I want to be here. I want to be in the hotel room in Mildura lying beneath the image, understanding how it responds to the lightest of touch and exploring the finitude of time, the discovery of this place and the ‘ecosophy’ you write of. I wonder if it would be possible to smell the Mallee here – if only as a trace on the wind, imagined.
But alas, right now, I must suffice with the documentation – in images, video and text – of what appears to be a very intimate and deeply felt work.
What I like most is the way the work has been conceived as something ‘evolving’ in time as much as it is about time. Recently I’ve become more and more fond of the way in which (art) works unfold over time and in space, and I’ve come to feel how necessary time is to the many folds of my own work.
But as a “personal topography of place-discovery” I am curious to not just know, but to also feel in the work, what this journey means to you. Was there a Mallee for you before Paul Carter?

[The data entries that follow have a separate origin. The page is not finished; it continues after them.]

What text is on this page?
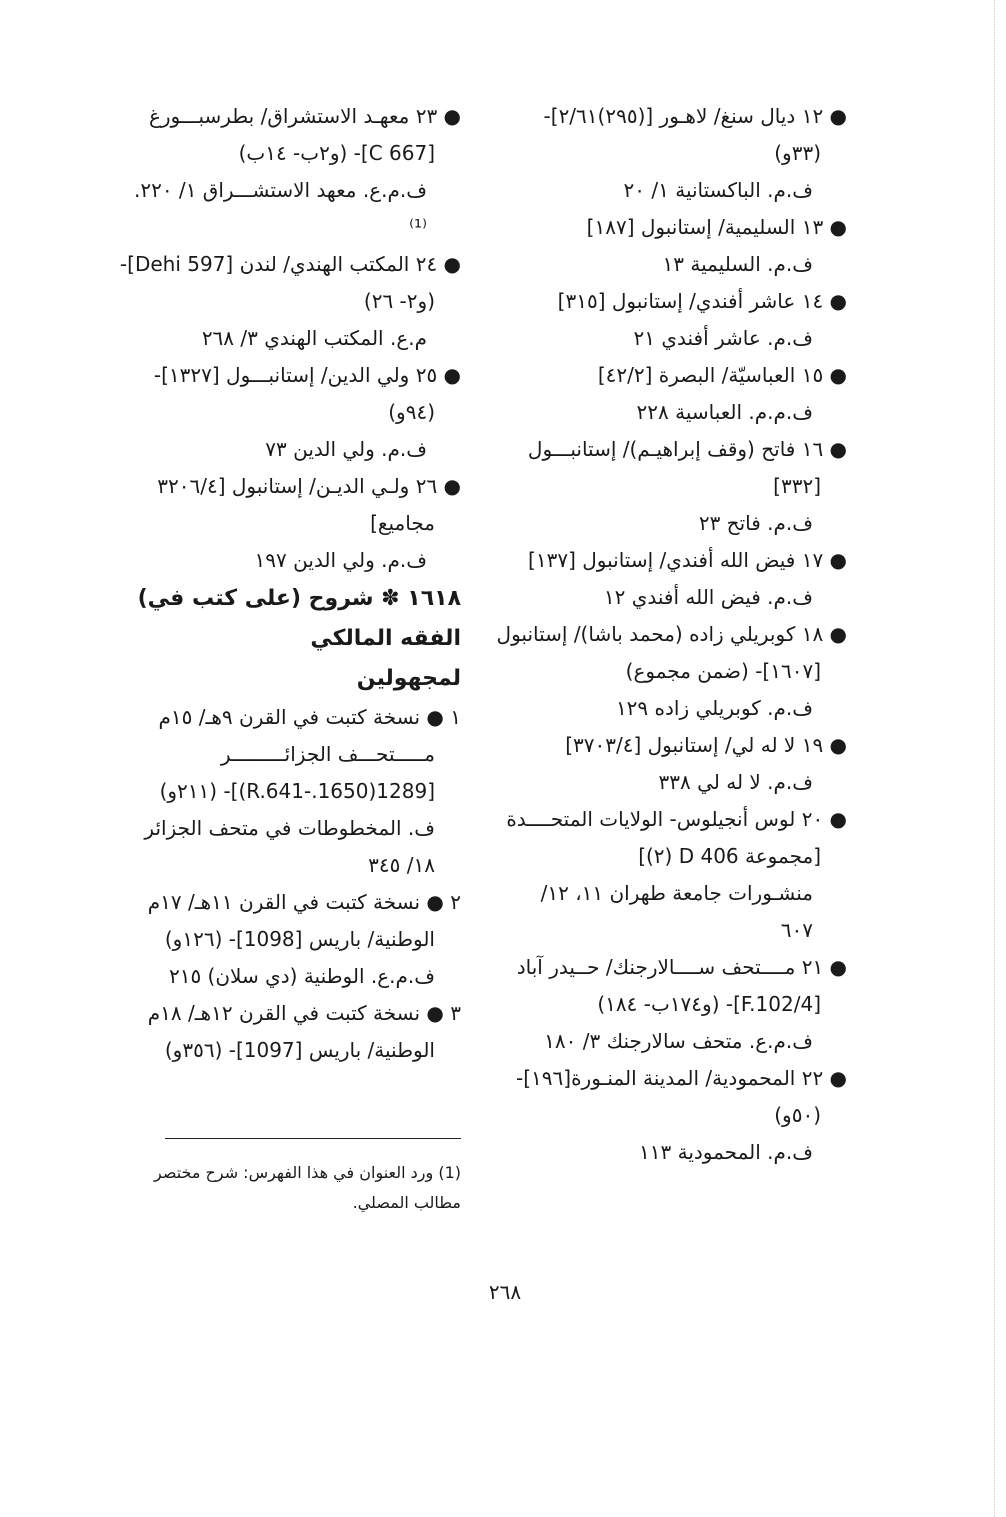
● ١٢ ديال سنغ/ لاهـور [(٢٩٥)٢/٦١]-
(٣٣و)
ف.م. الباكستانية ١/ ٢٠
● ١٣ السليمية/ إستانبول [١٨٧]
ف.م. السليمية ١٣
● ١٤ عاشر أفندي/ إستانبول [٣١٥]
ف.م. عاشر أفندي ٢١
● ١٥ العباسيّة/ البصرة [٤٢/٢]
ف.م.م. العباسية ٢٢٨
● ١٦ فاتح (وقف إبراهيـم)/ إستانبـــول
[٣٣٢]
ف.م. فاتح ٢٣
● ١٧ فيض الله أفندي/ إستانبول [١٣٧]
ف.م. فيض الله أفندي ١٢
● ١٨ كوبريلي زاده (محمد باشا)/ إستانبول
[١٦٠٧]- (ضمن مجموع)
ف.م. كوبريلي زاده ١٢٩
● ١٩ لا له لي/ إستانبول [٣٧٠٣/٤]
ف.م. لا له لي ٣٣٨
● ٢٠ لوس أنجيلوس- الولايات المتحــــدة
[مجموعة D 406 (٢)]
منشـورات جامعة طهران ١١، ١٢/ ٦٠٧
● ٢١ مــــتحف ســــالارجنك/ حــيدر آباد
[F.102/4]- (و١٧٤ب- ١٨٤)
ف.م.ع. متحف سالارجنك ٣/ ١٨٠
● ٢٢ المحمودية/ المدينة المنـورة[١٩٦]-
(٥٠و)
ف.م. المحمودية ١١٣
● ٢٣ معهـد الاستشراق/ بطرسبـــورغ
[C 667]- (و٢ب- ١٤ب)
ف.م.ع. معهد الاستشـــراق ١/ ٢٢٠.⁽¹⁾
● ٢٤ المكتب الهندي/ لندن [Dehi 597]-
(و٢- ٢٦)
م.ع. المكتب الهندي ٣/ ٢٦٨
● ٢٥ ولي الدين/ إستانبـــول [١٣٢٧]-
(٩٤و)
ف.م. ولي الدين ٧٣
● ٢٦ ولـي الديـن/ إستانبول [٣٢٠٦/٤
مجاميع]
ف.م. ولي الدين ١٩٧
١٦١٨ ✽ شروح (على كتب في) الفقه المالكي
لمجهولين
١ ● نسخة كتبت في القرن ٩هـ/ ١٥م
مـــــتحـــف الجزائـــــــــر
[1289(1650.-R.641)]- (٢١١و)
ف. المخطوطات في متحف الجزائر ١٨/ ٣٤٥
٢ ● نسخة كتبت في القرن ١١هـ/ ١٧م
الوطنية/ باريس [1098]- (١٢٦و)
ف.م.ع. الوطنية (دي سلان) ٢١٥
٣ ● نسخة كتبت في القرن ١٢هـ/ ١٨م
الوطنية/ باريس [1097]- (٣٥٦و)
(1) ورد العنوان في هذا الفهرس: شرح مختصر مطالب المصلي.
٢٦٨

Through the documentation available online and embedded in your own words about the work Finitude is a beautifully executed installation carefully developed over time with collaboration and a deep sensitivity. But in relation to Memefest’s interest in works that exist somehow ‘Beyond….’, Finitude, at least as it has been presented here, exists in the form of a deep and beautiful though conventional installation.
Being greedy for this work, I must say that I want more. I want to access and understand the work’s ‘evolution’ over time. Beyond the installation I want to experience how the research, how your own journey outside of hotel rooms and exhibition spaces not only informs but in a different sense actually becomes the work.
I am thinking of multifaceted components – layers and folds that fall outside the installation. A creative articulation; a plurality of forms that share and make legible the participatory relations, the sustainable choices and the interconnected nature of our ecological and cultural worlds. In essence a story of the work as journey.